PS- I just skimmed https://opentelemetry.io, which your readme.md links to.
Good stuff. Much industry progress since I was last in the arena.
Their site has words about manual and automatic instrumentation. I'd have to dig a bit to see what they mean.
So. Remembering a bit more... Will try to keep this brief; you're a busy person.
> tend to log useless information or fail to tag them in ways that are actually searchable
#1 - I don't know know to manage lifecycle of meta. Who needs what? When is it safe to remove stuff?
We logged a lot of URLs. So many URL params. And when that wasn't crazy enough, over flow into HTTP headers. Plus partially duplicate, incorrectly, info in the payloads, a la SOAP. ("A person with two watches has no idea what time it is.")
When individual teams were uncertain, they'd just forward everything they received (copypasta), and add their own stuff.
Just replace all that context with correlation IDs, right?
Ah, but there's "legacy". And unsupported protocols, like Redis and JDBC. And brain dead 3rd party services, with their own brain dead CSRs and engrs.
This is really bad, and just propagates badness, but a few times, in a pinch, I've created Q&D "logging proxy". Just to get some visibility.
So dumb. And yet... Why stop there? Just have "the fabric" record stuff. Repurpose Wireguard into an Omniscient Logger. (Like the NSA does. Probably.) That'd eliminate most I/O trace style logging, right?
Image all these "webservices" and serverless apps without any need for instrumentation.
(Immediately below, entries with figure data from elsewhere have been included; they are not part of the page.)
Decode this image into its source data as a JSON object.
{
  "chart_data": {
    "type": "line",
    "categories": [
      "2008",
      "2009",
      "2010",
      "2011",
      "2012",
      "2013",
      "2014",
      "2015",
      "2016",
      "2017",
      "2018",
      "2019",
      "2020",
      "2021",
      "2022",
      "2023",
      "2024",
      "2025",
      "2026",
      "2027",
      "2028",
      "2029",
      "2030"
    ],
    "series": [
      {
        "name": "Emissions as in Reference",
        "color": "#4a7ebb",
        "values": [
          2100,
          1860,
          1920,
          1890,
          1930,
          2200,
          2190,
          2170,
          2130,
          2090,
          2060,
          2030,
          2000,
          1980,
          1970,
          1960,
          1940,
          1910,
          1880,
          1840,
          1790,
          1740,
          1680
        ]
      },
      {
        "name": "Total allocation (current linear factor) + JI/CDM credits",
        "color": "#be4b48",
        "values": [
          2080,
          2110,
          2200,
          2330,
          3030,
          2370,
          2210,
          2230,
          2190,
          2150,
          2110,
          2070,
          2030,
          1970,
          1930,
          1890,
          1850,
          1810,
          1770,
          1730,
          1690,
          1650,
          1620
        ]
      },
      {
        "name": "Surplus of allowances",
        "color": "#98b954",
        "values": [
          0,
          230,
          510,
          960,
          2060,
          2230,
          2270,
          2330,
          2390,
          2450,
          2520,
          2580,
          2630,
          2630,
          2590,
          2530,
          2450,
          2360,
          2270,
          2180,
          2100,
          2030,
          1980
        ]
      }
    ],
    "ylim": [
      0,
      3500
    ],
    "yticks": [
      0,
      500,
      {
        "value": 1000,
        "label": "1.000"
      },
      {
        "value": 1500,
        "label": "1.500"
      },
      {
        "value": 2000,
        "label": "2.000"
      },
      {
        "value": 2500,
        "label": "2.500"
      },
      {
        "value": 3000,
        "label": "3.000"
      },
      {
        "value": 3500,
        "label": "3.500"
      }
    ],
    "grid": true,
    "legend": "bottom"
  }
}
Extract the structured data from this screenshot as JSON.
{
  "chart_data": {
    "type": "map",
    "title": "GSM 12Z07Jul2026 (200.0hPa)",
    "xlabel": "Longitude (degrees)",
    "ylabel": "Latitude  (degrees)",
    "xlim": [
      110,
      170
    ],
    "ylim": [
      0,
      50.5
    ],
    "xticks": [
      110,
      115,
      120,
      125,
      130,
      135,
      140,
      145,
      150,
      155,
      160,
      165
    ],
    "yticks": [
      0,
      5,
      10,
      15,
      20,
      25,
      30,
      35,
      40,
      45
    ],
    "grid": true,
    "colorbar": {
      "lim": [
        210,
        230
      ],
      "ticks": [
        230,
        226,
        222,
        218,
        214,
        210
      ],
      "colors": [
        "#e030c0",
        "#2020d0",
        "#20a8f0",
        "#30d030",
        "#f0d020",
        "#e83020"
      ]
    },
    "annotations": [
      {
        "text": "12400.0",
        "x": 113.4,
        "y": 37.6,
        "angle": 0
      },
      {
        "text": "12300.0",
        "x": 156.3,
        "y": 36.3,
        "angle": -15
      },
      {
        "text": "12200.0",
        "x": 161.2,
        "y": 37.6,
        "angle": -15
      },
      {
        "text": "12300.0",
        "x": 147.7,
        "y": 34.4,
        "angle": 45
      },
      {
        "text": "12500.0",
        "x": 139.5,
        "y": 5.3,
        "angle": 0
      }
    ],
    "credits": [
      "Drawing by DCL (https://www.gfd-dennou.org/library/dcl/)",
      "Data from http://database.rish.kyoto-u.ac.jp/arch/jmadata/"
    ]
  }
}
Just have old school app level logging.
#2 - So much text processing.
An egregious example is logging HTTP headers. Serialize them as JSON and send that payload to a logging service. Which then rehydrate and store it some where.
My radical idea, which exactly no one has bought into, is to just pipe HTTP (Requests and Responses) as-is to log files. Then rotate, groom, archive, forward, ingest, compress, whatever as desired.
That's what I did on the system I mentioned. All I/O was just streamed to files. And in the case of the HL7 (medical records stuff), it was super easy to extract the good bits, use that for Lucene's metadata, and store the whole message as the Lucene document.
I know such a radical idea is out of scope for your work. Just something fun to think about.
> if none of your logs let you link service performance to customer X
Yup. Just keep adding servers. Kick the can down the road.
One team I helped had stuff randomly peg P95. And then sometimes a seemingly unrelated server would tip over. Between timeouts, retries, and load balancers, it really seemed like the ankle bone was connected to the shoulder bone. It just made no sense.
Fortunately, I had some prior experience. Being new to nodejs, maybe 5 years ago, I was shocked to learn there was no notion of back pressure. It was a challenging concept to explain to those teammates. But the omission of backpressure, and a hunch, was a good place for me start. (I'm no Dan Luu or Bryan Cantrill.)
I'd like to think that proper end-to-end logging, and the ability to find signal in the noise, diagnosis would have been more mundane.